Пойкко нехотя выбрался из хижины, задрожал от попавших за шиворот капель, втянул голову в плечи и побежал к кустам, возле которых торчала длинная жердь, с привязанной к верхнему концу палкой в локоть длиной. Справив нужду, он стремглав бросился назад к кувасу, занырнул внутрь и вжался в сохранившую тепло его тела подстилку. Перевернулся на спину, заложил руки под голову. На жердях был закреплён маленький деревянный человечек – хранитель куваса, точно такой же, как в каждом таало. Он вспомнил, как когда-то, когда он был совсем маленьким, он всё мечтал дотянуться до такого вот хранителя в доме исавори. Помнится, старик тогда здорово смеялся. После этого Каукиварри сделал ему двух маленьких человечков, но только лишённых всякого намёка на лицо – играть можно только безликими куклами, иначе можно нанести вред кому-нибудь из живых людей - душа человека может покинуть тело и вселиться в деревянное тело. Говорят, такое проделывают злые колдуны, живущие далеко в ледяных горах Севера. От того, от их вредоносной ворожбы, люди болеют и умирают до срока. Пойкко снова поёжился, ощутив озноб промеж лопаток.
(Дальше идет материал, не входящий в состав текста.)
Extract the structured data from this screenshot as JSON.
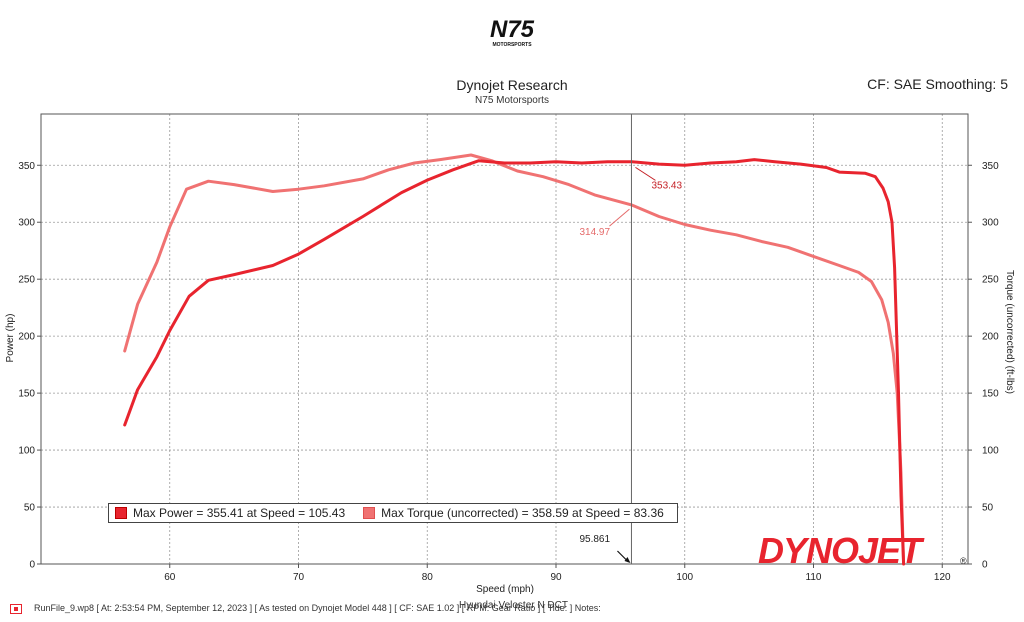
{
  "header": {
    "logo_text": "N75 MOTORSPORTS",
    "title": "Dynojet Research",
    "subtitle": "N75 Motorsports",
    "cf_text": "CF: SAE Smoothing: 5"
  },
  "legend": {
    "power_label": "Max Power = 355.41 at Speed = 105.43",
    "torque_label": "Max Torque (uncorrected) = 358.59 at Speed = 83.36"
  },
  "brand": {
    "name": "DYNOJET",
    "registered": "®"
  },
  "footer": {
    "text": "RunFile_9.wp8 [ At: 2:53:54 PM, September 12, 2023 ] [ As tested on Dynojet Model 448 ] [ CF: SAE 1.02 ] [ RPM: Gear Ratio ] [ Tide: ] Notes:",
    "vehicle": "Hyundai Veloster N DCT"
  },
  "colors": {
    "power": "#e8242e",
    "torque": "#f07272",
    "grid": "#9a9a9a",
    "cursor": "#666666"
  },
  "chart_data": {
    "type": "line",
    "xlabel": "Speed (mph)",
    "ylabel_left": "Power (hp)",
    "ylabel_right": "Torque (uncorrected) (ft-lbs)",
    "xlim": [
      50,
      122
    ],
    "ylim": [
      0,
      395
    ],
    "x_ticks": [
      60,
      70,
      80,
      90,
      100,
      110,
      120
    ],
    "y_ticks": [
      0,
      50,
      100,
      150,
      200,
      250,
      300,
      350
    ],
    "grid": true,
    "cursor": {
      "x": 95.861,
      "label": "95.861",
      "power_value": "353.43",
      "torque_value": "314.97"
    },
    "series": [
      {
        "name": "Power",
        "color": "#e8242e",
        "points": [
          [
            56.5,
            122
          ],
          [
            57.5,
            153
          ],
          [
            59,
            182
          ],
          [
            60,
            205
          ],
          [
            61.5,
            235
          ],
          [
            63,
            249
          ],
          [
            65,
            254
          ],
          [
            68,
            262
          ],
          [
            70,
            272
          ],
          [
            72,
            285
          ],
          [
            75,
            305
          ],
          [
            78,
            326
          ],
          [
            80,
            337
          ],
          [
            82,
            346
          ],
          [
            84,
            354
          ],
          [
            86,
            352
          ],
          [
            88,
            352
          ],
          [
            90,
            353
          ],
          [
            92,
            352
          ],
          [
            94,
            353
          ],
          [
            95.9,
            353
          ],
          [
            98,
            351
          ],
          [
            100,
            350
          ],
          [
            102,
            352
          ],
          [
            104,
            353
          ],
          [
            105.4,
            355
          ],
          [
            107,
            353
          ],
          [
            109,
            351
          ],
          [
            111,
            348
          ],
          [
            112,
            344
          ],
          [
            114,
            343
          ],
          [
            114.8,
            340
          ],
          [
            115.4,
            330
          ],
          [
            115.8,
            318
          ],
          [
            116.1,
            300
          ],
          [
            116.3,
            260
          ],
          [
            116.6,
            150
          ],
          [
            116.8,
            60
          ],
          [
            117,
            0
          ]
        ]
      },
      {
        "name": "Torque",
        "color": "#f07272",
        "points": [
          [
            56.5,
            187
          ],
          [
            57.5,
            228
          ],
          [
            59,
            265
          ],
          [
            60,
            296
          ],
          [
            61.3,
            329
          ],
          [
            63,
            336
          ],
          [
            65,
            333
          ],
          [
            68,
            327
          ],
          [
            70,
            329
          ],
          [
            72,
            332
          ],
          [
            75,
            338
          ],
          [
            77,
            346
          ],
          [
            79,
            352
          ],
          [
            81,
            355
          ],
          [
            83.4,
            359
          ],
          [
            85,
            354
          ],
          [
            87,
            345
          ],
          [
            89,
            340
          ],
          [
            91,
            333
          ],
          [
            93,
            324
          ],
          [
            95.9,
            315
          ],
          [
            98,
            305
          ],
          [
            100,
            298
          ],
          [
            102,
            293
          ],
          [
            104,
            289
          ],
          [
            106,
            283
          ],
          [
            108,
            278
          ],
          [
            110,
            270
          ],
          [
            112,
            262
          ],
          [
            113.5,
            256
          ],
          [
            114.5,
            248
          ],
          [
            115.3,
            232
          ],
          [
            115.8,
            212
          ],
          [
            116.2,
            185
          ],
          [
            116.5,
            150
          ],
          [
            116.8,
            80
          ],
          [
            117,
            0
          ]
        ]
      }
    ]
  }
}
Он долго ещё лежал, прислушиваясь к тому, как разбиваются о корни срывающиеся с ветвей большие капли. Даже вздремнул немного. Всё же, трёхдневный поход давал о себе знать. Он был доволен, что сегодня исавори дал ему хорошенько отоспаться. Наверное, если бы не дождь, они бы продолжили путь вместе с восходом солнца: Каукиварри не любил спать долго и в других не терпел того. Пойкко блаженно потянулся, зевнул. Да, хорошо!
Для полного удовольствия не хватало только чего-нибудь вкусного и горячего. Пойкко вспомнил о промоченных углях в очаге. Придётся постараться, пытаясь развести огонь в этакую-то сырь! Вот вернётся исавори, принесёт добытую птицу или зверя, а приготовить-то её не на чем. Пожалуй, браниться станет. Мальчик поморщился, от чего стал очень похож на Каукиварри: мать всегда говорила, что когда он так делает, то его не отличить от исавори – одно лицо. Исавори... Ленивых-то он не шибко любит.
Пойкко повздыхал, ещё немного понежился на тёплом ложе и сел. Нашарил в сваленных в кучу вещах дедовский топор, искусно сделанный из мелко оббитого красноватого кремня, и придвинулся к выходу. Убедившись, что дождь и не думает утихнуть, он покачал головой и полез наружу. Выбравшись, поднялся на ноги и, оглядевшись, свернул влево, направившись к лесу: вечером, собирая дрова, он видел где-то там толстую давно упавшую лесину.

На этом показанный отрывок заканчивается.